Travelogues as Historical References

  August 17, 2021   Read time 3 min
Travelogues as Historical References
The travelogues serve as a valuable source on the history of Iran (called Persia up to 1935) during the rule of the Qajar dynasty (1797– 1925). It is particularly important to collect information on that period because until recently it has not been studied and has been misunderstood.

It was considered a relatively dull period of stagnation and weakness hardly worthy of serious study, somewhat reminiscent of the way the Middle Ages, the period between the collapse of the Roman Empire and the Renaissance, was perceived till recently by scholars of European history. The Qajars were indeed dominated by the overwhelming incursions of Russian and British colonialism but they were able to preserve the formal independence and integrity of the country (although they lost some territories to Russia). It was also during this period, at the beginning of the twentieth century, that the first Iranian constitution was adopted, the first parliament created, and modernization began. By now, the Qajar period has acquired scholarly recognition – long overdue – as an era in which significant social, political, economic and cultural changes took place. Since this rediscovery of Qajar history has occurred only in the past three or four decades, there are still many gaps to be filled. This work tries to fill one of them by introducing a new unique primary source on the history of Qajar Iran.
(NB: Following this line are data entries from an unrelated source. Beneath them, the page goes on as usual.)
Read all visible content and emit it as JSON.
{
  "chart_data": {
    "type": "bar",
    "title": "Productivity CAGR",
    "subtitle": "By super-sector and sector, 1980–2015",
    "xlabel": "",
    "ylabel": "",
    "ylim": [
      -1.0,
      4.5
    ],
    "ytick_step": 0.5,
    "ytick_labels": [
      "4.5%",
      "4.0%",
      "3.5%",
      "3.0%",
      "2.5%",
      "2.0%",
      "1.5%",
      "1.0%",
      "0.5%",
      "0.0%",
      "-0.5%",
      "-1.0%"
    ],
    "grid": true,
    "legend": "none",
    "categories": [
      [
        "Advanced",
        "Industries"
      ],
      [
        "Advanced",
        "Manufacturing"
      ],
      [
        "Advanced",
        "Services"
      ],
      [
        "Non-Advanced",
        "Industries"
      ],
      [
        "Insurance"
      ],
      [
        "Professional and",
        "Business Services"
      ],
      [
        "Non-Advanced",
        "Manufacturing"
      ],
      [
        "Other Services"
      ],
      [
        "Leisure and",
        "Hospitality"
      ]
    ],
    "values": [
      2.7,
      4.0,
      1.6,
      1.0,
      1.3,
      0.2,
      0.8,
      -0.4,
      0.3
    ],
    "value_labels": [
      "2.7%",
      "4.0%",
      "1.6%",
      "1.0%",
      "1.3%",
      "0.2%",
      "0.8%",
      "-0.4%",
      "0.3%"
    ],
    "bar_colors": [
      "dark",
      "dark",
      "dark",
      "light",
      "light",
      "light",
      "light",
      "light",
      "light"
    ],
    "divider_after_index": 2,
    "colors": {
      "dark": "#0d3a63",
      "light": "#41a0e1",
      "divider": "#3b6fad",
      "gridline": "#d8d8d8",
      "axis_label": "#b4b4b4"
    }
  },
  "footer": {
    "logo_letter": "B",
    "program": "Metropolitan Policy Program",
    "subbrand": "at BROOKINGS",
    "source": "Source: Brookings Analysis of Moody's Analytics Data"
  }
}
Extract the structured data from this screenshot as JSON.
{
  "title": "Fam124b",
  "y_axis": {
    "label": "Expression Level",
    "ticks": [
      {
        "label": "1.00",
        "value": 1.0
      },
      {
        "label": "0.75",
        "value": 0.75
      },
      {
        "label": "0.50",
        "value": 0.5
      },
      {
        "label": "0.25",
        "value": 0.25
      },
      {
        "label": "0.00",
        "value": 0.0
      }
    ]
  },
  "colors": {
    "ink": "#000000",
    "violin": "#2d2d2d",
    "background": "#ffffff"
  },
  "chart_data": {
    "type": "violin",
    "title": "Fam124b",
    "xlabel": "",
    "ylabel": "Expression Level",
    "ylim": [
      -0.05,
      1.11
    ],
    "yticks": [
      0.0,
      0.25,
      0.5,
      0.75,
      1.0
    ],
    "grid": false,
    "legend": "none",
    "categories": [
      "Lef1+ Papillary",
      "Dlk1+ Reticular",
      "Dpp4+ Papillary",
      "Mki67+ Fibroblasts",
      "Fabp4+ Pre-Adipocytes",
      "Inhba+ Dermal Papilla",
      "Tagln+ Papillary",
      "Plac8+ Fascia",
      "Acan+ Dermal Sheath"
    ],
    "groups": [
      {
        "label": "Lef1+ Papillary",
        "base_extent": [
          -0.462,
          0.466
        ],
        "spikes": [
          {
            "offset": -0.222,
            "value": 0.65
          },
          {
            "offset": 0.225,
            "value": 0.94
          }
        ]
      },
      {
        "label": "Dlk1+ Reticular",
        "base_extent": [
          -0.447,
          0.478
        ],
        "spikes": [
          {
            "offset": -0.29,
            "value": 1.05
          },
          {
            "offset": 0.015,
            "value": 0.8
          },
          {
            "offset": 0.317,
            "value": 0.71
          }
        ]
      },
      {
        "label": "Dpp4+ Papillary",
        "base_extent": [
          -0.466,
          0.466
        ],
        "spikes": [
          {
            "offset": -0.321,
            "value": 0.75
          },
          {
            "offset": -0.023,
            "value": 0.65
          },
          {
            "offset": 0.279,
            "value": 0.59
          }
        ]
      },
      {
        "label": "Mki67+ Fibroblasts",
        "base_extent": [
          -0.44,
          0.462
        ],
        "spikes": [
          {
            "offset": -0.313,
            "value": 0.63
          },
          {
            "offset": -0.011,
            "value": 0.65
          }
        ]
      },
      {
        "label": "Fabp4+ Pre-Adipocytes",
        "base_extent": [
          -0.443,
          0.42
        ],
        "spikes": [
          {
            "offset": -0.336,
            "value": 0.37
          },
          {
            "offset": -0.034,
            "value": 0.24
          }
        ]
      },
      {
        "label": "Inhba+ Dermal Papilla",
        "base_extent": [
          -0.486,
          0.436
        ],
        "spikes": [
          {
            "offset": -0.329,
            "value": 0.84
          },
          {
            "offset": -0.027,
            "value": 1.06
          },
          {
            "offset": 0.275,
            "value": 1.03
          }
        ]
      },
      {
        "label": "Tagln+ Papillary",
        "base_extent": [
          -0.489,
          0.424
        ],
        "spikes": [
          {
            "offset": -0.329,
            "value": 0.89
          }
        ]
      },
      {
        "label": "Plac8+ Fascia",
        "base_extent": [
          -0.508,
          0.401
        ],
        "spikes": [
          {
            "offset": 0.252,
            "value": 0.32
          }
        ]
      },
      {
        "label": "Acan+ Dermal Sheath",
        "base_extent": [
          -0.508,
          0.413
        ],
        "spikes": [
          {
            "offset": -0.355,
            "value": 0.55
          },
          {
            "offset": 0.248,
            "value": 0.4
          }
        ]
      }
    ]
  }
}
So far, there have been two main groups of sources available – Persian and British – with the latter including some travelogues. As usually happens with primary sources, however, like the Russian travelogues, they are biased or one-sided. It stands to reason, therefore, that only a combination of different sources can help historians assemble a reasonably complete picture of the past. The main value of the Russian travelogues introduced in this book is that they offer a fresh perspective, even if a prejudiced one, on the history of Qajar Iran. The message delivered by the travelers is unique in the sense that it has been recorded by eyewitnesses to the events and by participants in them. They help to reconstruct the social history of ordinary people as opposed to the history of rulers and heroes – adding Rashomon-like testimonials to the puzzle that is Qajar Iran.

The travelogues were written by a somewhat homogeneous group. In spite of a variety of forms, goals and degrees of reliability, they share many common features in the selection of the material and the way it is presented. Therefore, they can be examined as an integral body of information on Iran and its relations with the Russian and British Empires. Some of them are exceptionally well written and contain vivid descriptions, charming details and unique observations, while others are dull and full of self-glorification. For this book, the most representative authors and passages have been selected in order to keep a balance between generic and idiosyncratic features.

Most of the travelogues were written in the last quarter of the nineteenth and early twentieth centuries, with the next largest category dating back to the 1850s and 1860s. There are just a few accounts produced in the first half of the nineteenth century. It was during the nineteenth century that Russia began losing its prestige and influence in Europe and had to shift the direction of its imperial ambitions to the East. One of its culminating successes there was the defeat of Iran in two wars (in 1801–13 and 1826–28) with subsequent territorial gains. The pacification of the Caucasus was over by the early 1860s and Central Asian territories were being brought under Russian control throughout the second half of the century. By then, Russia had become particularly interested in northern and northeastern Iran and, as a result, many Russian were sent there on various government missions. The authors of the travelogues were among them: with one or two exceptions, each traveler was charged with a military or diplomatic task and was supposed to report back.